I have a table of model results in a DataFrame with independent variable names and model statistics in the index and coefficients and p-values for each model in separate columns. I would like to organize my columns by model accuracy (by the value in the "f-stat" row and "Coefs" column) while maintaining the structure that coefficient columns are immediately followed by their p-value column.
For example:
(Model 1, Coefs) | (Model 1, Prob) | ... | (Model 3, Coefs) | (Model 3, Prob) | |
---|---|---|---|---|---|
Const | -0.00110 | 9.04e-01 | ... | 0.030600 | 0.000000 |
Var 1 | 0.124000 | 0.00e+00 | ... | 0.683400 | 0.021200 |
Var 2 | Nan | Nan | ... | 0.337700 | 0.065100 |
f-stat | 27.76398 | 9.46e-10 | ... | 6.794688 | 0.000405 |
Supposing the ordering of model accuracy is Model 2, Model 1, Model 3, then I would like a way to generate a list that is [('Model 2','Coefs'),('Model 2','Prob'),('Model 1','Coefs'),('Model 1','Prob'),('Model 3','Coefs'),('Model 3','Prob')]

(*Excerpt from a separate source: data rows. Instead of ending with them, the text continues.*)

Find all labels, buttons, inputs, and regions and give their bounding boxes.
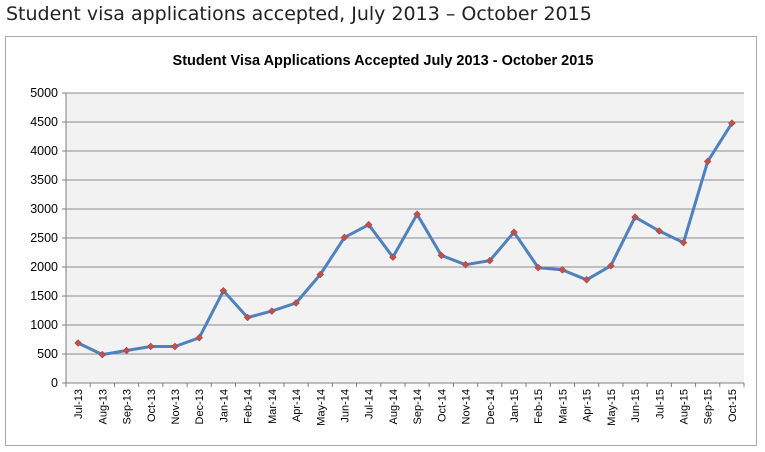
x-tick-label: Dec-14 (485, 389, 497, 424)
data-point (413, 210, 421, 219)
data-point (98, 350, 107, 359)
y-tick-label: 2000 (30, 260, 58, 274)
data-point (316, 270, 325, 279)
y-tick-label: 3500 (30, 173, 58, 187)
data-point (582, 275, 591, 284)
x-tick-label: Mar-14 (267, 389, 279, 424)
data-point (292, 299, 300, 307)
x-tick-label: Sep-15 (703, 389, 715, 424)
data-point (655, 227, 664, 235)
gridlines (66, 92, 744, 355)
data-point (461, 260, 470, 269)
x-tick-label: May-14 (315, 389, 327, 426)
x-tick-label: Sep-14 (412, 389, 424, 424)
x-tick-label: Feb-14 (243, 389, 255, 424)
x-tick-label: Oct-13 (146, 389, 158, 422)
data-point (558, 266, 567, 274)
x-tick-label: Jan-15 (509, 389, 521, 423)
data-point (679, 238, 688, 247)
x-tick-label: Oct-14 (436, 389, 448, 422)
x-tick-label: Feb-15 (533, 389, 545, 424)
data-point (606, 261, 615, 270)
y-tick-label: 1500 (30, 289, 58, 303)
data-point (219, 286, 228, 295)
line-chart: Student Visa Applications Accepted July … (30, 53, 745, 426)
data-point (485, 256, 494, 265)
series-group (74, 119, 736, 359)
page-title: Student visa applications accepted, July… (6, 3, 592, 25)
x-tick-label: Mar-15 (557, 389, 569, 424)
x-axis-ticks: Jul-13 Aug-13 Sep-13 Oct-13 Nov-13 Dec-13 Jan-… (65, 383, 745, 426)
data-point (510, 228, 518, 237)
y-tick-label: 500 (37, 347, 58, 361)
data-point (171, 342, 179, 351)
series-line (77, 122, 734, 357)
data-point (389, 253, 397, 261)
data-point (195, 333, 204, 342)
y-tick-label: 0 (51, 376, 58, 390)
y-tick-label: 1000 (30, 318, 58, 332)
x-tick-label: Jan-14 (218, 389, 230, 423)
data-point (364, 220, 373, 229)
y-tick-label: 2500 (30, 231, 58, 245)
data-point (534, 263, 543, 272)
x-tick-label: Jul-15 (654, 389, 666, 419)
x-tick-label: Sep-13 (122, 389, 134, 424)
x-tick-label: Jun-14 (339, 389, 351, 423)
x-tick-label: Dec-13 (194, 389, 206, 424)
data-point (703, 157, 712, 166)
data-point (243, 313, 252, 322)
x-tick-label: Jun-15 (630, 389, 642, 423)
data-point (146, 342, 155, 351)
y-tick-label: 4500 (30, 115, 58, 129)
x-tick-label: Jul-14 (364, 389, 376, 419)
x-tick-label: Apr-14 (291, 389, 303, 422)
x-tick-label: Aug-13 (97, 389, 109, 424)
data-point (74, 339, 82, 347)
data-point (122, 346, 131, 355)
x-tick-label: May-15 (606, 389, 618, 426)
chart-title: Student Visa Applications Accepted July … (173, 53, 594, 69)
data-point (631, 213, 639, 221)
x-tick-label: Jul-13 (73, 389, 85, 419)
x-tick-label: Aug-15 (678, 389, 690, 424)
data-point (267, 307, 276, 315)
y-tick-label: 4000 (30, 144, 58, 158)
y-axis-ticks: 0 500 1000 1500 2000 2500 3000 3500 4000 4500 5000 (30, 86, 66, 390)
x-tick-label: Oct-15 (727, 389, 739, 422)
chart-frame: Student Visa Applications Accepted July … (5, 36, 757, 446)
x-tick-label: Nov-13 (170, 389, 182, 424)
x-tick-label: Apr-15 (582, 389, 594, 422)
data-point (728, 119, 736, 128)
data-point (340, 233, 349, 242)
y-tick-label: 3000 (30, 202, 58, 216)
x-tick-label: Nov-14 (461, 389, 473, 424)
x-tick-label: Aug-14 (388, 389, 400, 424)
data-point (437, 251, 446, 260)
y-tick-label: 5000 (30, 86, 58, 100)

so that I can sort the columns within the table.
I've tried using
[[(x[0],'Coefs'),(x[0],'Prob')] for x in dictOLS[Y][[x for x in dictOLS[Y].columns if x[1]=='Coefs']].loc['f-stat'].sort_values(ascending=False).index]
And
[*[(x[0],'Coefs'),(x[0],'Prob')] for x in dictOLS[Y][[x for x in dictOLS[Y].columns if x[1]=='Coefs']].loc['f-stat'].sort_values(ascending=False).index]
But the first one returns a list of lists, and the second returns an error.